Well, one day soon we’re going to have a lots of material that is open and what’s really exciting about open stuff is that it can easily be shared and recombined. That means we can break very complicated problems down into small bits, which people can manage. But then, we can put it back together again. So, let’s say you were interested in U.S. unemployment, a hot topic, and you’re interested in understanding how it changes. Maybe there’s a data site out there just on unemployment itself. But maybe there’s another one on house repossessions or the housing market, and then, there’s another one on manufacturing. There are a whole bunch of different data sites.

Now, maybe one person could just maintain them all but that might become too big a job. You may need expertise in the housing market to maintain the housing data site, but you really want to bring these together often when you want to do analysis, or compute things, or make pretty pictures, or whatever it is you want to do. This is very similar to building a large building, let’s say, or developing an operating system plus all the applications to use.
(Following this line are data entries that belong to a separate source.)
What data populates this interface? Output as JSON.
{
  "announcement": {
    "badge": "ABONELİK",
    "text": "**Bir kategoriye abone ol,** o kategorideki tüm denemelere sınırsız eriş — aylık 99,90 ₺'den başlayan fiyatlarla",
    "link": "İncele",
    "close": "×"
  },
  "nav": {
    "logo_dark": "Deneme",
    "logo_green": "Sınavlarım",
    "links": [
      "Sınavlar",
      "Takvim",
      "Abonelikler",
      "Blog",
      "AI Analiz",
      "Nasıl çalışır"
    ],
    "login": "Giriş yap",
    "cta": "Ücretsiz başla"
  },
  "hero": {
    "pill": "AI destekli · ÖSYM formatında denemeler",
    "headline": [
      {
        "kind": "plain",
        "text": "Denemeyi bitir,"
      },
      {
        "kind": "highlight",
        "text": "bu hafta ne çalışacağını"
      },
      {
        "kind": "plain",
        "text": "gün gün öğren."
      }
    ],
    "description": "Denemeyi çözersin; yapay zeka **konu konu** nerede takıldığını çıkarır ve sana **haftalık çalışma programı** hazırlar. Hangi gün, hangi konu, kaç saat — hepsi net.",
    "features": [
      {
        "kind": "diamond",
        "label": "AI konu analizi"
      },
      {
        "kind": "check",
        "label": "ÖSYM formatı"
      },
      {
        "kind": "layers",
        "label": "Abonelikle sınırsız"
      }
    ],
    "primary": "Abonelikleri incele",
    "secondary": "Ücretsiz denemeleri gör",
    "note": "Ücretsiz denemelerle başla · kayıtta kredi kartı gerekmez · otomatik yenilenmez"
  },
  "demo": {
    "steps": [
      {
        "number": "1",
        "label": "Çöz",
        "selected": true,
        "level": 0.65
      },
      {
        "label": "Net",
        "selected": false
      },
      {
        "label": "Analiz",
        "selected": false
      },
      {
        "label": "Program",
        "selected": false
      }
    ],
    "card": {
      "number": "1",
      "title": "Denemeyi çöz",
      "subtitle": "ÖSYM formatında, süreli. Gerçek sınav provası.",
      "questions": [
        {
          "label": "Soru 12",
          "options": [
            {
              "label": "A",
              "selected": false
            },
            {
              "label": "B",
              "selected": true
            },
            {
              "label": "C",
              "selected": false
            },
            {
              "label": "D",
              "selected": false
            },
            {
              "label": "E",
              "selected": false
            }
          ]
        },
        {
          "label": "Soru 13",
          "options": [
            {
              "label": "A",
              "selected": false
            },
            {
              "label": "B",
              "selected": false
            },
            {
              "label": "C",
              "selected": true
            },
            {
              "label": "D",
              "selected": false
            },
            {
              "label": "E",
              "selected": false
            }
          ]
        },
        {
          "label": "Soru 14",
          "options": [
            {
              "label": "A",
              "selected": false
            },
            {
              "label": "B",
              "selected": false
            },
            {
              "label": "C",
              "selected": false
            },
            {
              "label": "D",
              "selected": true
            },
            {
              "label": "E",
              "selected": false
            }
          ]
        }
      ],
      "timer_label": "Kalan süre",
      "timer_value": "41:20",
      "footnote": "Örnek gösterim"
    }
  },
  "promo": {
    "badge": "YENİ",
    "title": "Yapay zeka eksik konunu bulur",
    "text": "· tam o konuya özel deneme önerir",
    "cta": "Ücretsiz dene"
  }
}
Maybe one person could build them all and make sure they all work together but that would be quite a big task. Even the world’s greatest monopolist struggles to do this effectively.

So, the typical way we go about doing this is by exploiting divide and conquer. But when you divide stuff up, there was this question about how you bring it back together. So then, we say we’re moving toward a world where you can start getting lots of these data sets and then start putting them out there in the world. They can just start taking this unemployment data or this housing data. But, how do you find that and how do you get a hold of it? So often in software, there’s been this tradition of building some kind of registry where you can find things, and then you start to impose some structure on that material, you start packaging. So rather than just saying: here’s my website, here’s my Wiki, look, there’s lots of data on it, you are going to start packaging that data in a slightly more structured form.

The point of CKAN is to start saying, look, there’s a better way than just having our stuff in wikis or in some random form on a website. We can start registering this material, and packaging it up a bit. That way other people, when they want them, can come and get hold of them easily and wheel of reuse can start to turn.